# Tutorial - Lexer

# TLDR

Run and Debug the source code.

# Introduction

In this tutorial we will implement a Lexer for a simple SQL Select statement language:

SELECT column1 FROM table2
SELECT name, age FROM persons WHERE age > 100
...

A Lexer transforms a string input into a Token vector. Chevrotain has a built in Lexer engine based on Javascript Regular Expressions.

# Our First Token

To use the Chevrotain lexer the Tokens must first be defined. Lets examine the definition for a "FROM" Token:

const createToken = chevrotain.createToken
// using createToken API
const From = createToken({ name: "From", pattern: /FROM/ })

There is nothing much to it. We simply use the createToken API to define the tokens, and provide it with a name property and a pattern property which is a RegExp which will be used when splitting up the input string into separate Tokens.

# More complex Tokens

How can we define Tokens for Identifiers or Integers?

const Identifier = createToken({ name: "Identifier", pattern: /[a-zA-Z]\w*/ })

const Integer = createToken({ name: "Integer", pattern: /0|[1-9]\d*/ })

# Skipping Tokens

The obvious use case in this language (and many others) is whitespace. skipping certain Tokens is easily accomplished by marking them with the SKIP group.

const WhiteSpace = createToken({
  name: "WhiteSpace",
  pattern: /\s+/,
  group: chevrotain.Lexer.SKIPPED
})

# All Our Tokens

Lets examine all the needed Tokens definitions"

const Identifier = createToken({ name: "Identifier", pattern: /[a-zA-Z]\w*/ })
// We specify the "longer_alt" property to resolve keywords vs identifiers ambiguity.
// See: https://github.com/SAP/chevrotain/blob/master/examples/lexer/keywords_vs_identifiers/keywords_vs_identifiers.js
const Select = createToken({
  name: "Select",
  pattern: /SELECT/,
  longer_alt: Identifier
})
const From = createToken({
  name: "From",
  pattern: /FROM/,
  longer_alt: Identifier
})
const Where = createToken({
  name: "Where",
  pattern: /WHERE/,
  longer_alt: Identifier
})

const Comma = createToken({ name: "Comma", pattern: /,/ })

const Integer = createToken({ name: "Integer", pattern: /0|[1-9]\d*/ })

const GreaterThan = createToken({ name: "GreaterThan", pattern: />/ })

const LessThan = createToken({ name: "LessThan", pattern: /</ })

const WhiteSpace = createToken({
  name: "WhiteSpace",
  pattern: /\s+/,
  group: chevrotain.Lexer.SKIPPED
})

# Creating The Lexer

We now have Token definitions, but how do we create a Lexer from these?

// note we are placing WhiteSpace first as it is very common thus it will speed up the lexer.
let allTokens = [
  WhiteSpace,
  // "keywords" appear before the Identifier
  Select,
  From,
  Where,
  Comma,
  // The Identifier must appear after the keywords because all keywords are valid identifiers.
  Identifier,
  Integer,
  GreaterThan,
  LessThan
]
let SelectLexer = new Lexer(allTokens)

Note that:

  • The order of Token definitions passed to the Lexer is important.
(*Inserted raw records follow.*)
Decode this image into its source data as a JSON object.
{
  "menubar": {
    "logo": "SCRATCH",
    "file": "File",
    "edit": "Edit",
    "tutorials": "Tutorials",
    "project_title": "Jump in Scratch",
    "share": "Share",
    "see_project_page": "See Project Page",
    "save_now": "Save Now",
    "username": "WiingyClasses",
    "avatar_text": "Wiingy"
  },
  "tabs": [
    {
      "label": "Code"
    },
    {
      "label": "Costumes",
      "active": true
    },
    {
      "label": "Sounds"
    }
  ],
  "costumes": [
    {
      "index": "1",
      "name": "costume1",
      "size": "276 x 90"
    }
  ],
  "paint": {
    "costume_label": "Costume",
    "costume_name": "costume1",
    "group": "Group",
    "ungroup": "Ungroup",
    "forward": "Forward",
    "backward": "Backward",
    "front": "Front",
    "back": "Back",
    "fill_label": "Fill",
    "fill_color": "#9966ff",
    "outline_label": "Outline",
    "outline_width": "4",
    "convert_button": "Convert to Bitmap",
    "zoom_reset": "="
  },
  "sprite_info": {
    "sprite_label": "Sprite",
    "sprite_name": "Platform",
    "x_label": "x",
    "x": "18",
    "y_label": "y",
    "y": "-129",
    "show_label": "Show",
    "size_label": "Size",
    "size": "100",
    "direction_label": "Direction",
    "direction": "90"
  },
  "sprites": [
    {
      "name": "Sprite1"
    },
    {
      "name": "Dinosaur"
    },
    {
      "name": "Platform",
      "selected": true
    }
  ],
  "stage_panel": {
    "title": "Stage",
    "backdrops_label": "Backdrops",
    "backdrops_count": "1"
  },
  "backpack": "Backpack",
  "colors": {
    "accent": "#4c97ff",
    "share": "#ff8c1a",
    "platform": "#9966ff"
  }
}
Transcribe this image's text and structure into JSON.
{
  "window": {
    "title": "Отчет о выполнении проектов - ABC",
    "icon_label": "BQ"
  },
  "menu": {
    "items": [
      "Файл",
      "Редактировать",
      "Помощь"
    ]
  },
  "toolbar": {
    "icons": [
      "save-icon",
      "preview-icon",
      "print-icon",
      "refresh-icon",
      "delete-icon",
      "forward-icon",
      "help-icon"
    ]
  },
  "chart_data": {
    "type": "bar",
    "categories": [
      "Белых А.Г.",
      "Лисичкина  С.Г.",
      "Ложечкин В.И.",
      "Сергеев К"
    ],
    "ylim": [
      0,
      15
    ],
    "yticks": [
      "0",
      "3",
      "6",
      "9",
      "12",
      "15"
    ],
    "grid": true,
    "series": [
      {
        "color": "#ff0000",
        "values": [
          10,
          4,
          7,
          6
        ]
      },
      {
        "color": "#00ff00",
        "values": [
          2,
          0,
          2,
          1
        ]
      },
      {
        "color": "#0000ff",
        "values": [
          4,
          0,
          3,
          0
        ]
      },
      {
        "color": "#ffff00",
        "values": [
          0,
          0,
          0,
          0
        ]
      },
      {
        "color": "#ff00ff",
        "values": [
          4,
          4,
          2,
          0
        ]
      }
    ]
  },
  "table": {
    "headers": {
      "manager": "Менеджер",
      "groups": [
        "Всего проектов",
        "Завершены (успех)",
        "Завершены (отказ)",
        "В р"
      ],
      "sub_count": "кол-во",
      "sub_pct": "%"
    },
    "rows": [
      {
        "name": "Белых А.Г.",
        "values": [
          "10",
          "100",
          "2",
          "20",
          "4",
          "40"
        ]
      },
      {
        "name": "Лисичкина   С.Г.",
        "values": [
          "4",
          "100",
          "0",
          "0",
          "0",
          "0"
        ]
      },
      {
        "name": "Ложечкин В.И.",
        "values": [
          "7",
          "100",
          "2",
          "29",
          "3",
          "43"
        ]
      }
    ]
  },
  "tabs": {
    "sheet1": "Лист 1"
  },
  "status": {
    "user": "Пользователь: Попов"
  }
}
The first PATTERN to match will be chosen not the longest.

  • The lexer's Tokenize method is a pure function, thus only a single Lexer (per grammar) is needed.

  • The lexer is context unaware, it lexes each token (pattern) individually.

    • If you need to distinguish between different contexts during the lexing phase, take a look at Lexer Modes.
  • For more patterns requiring more complex constraints than a regular expression, take a look at Custom Token Patterns.

# Using The Lexer

let inputText = "SELECT column1 FROM table2"
let lexingResult = SelectLexer.tokenize(inputText)

The Lexing Result will contain:

  1. A Token Vector.
  2. the lexing errors (if any were encountered)
  3. And other Token groups (if grouping was used)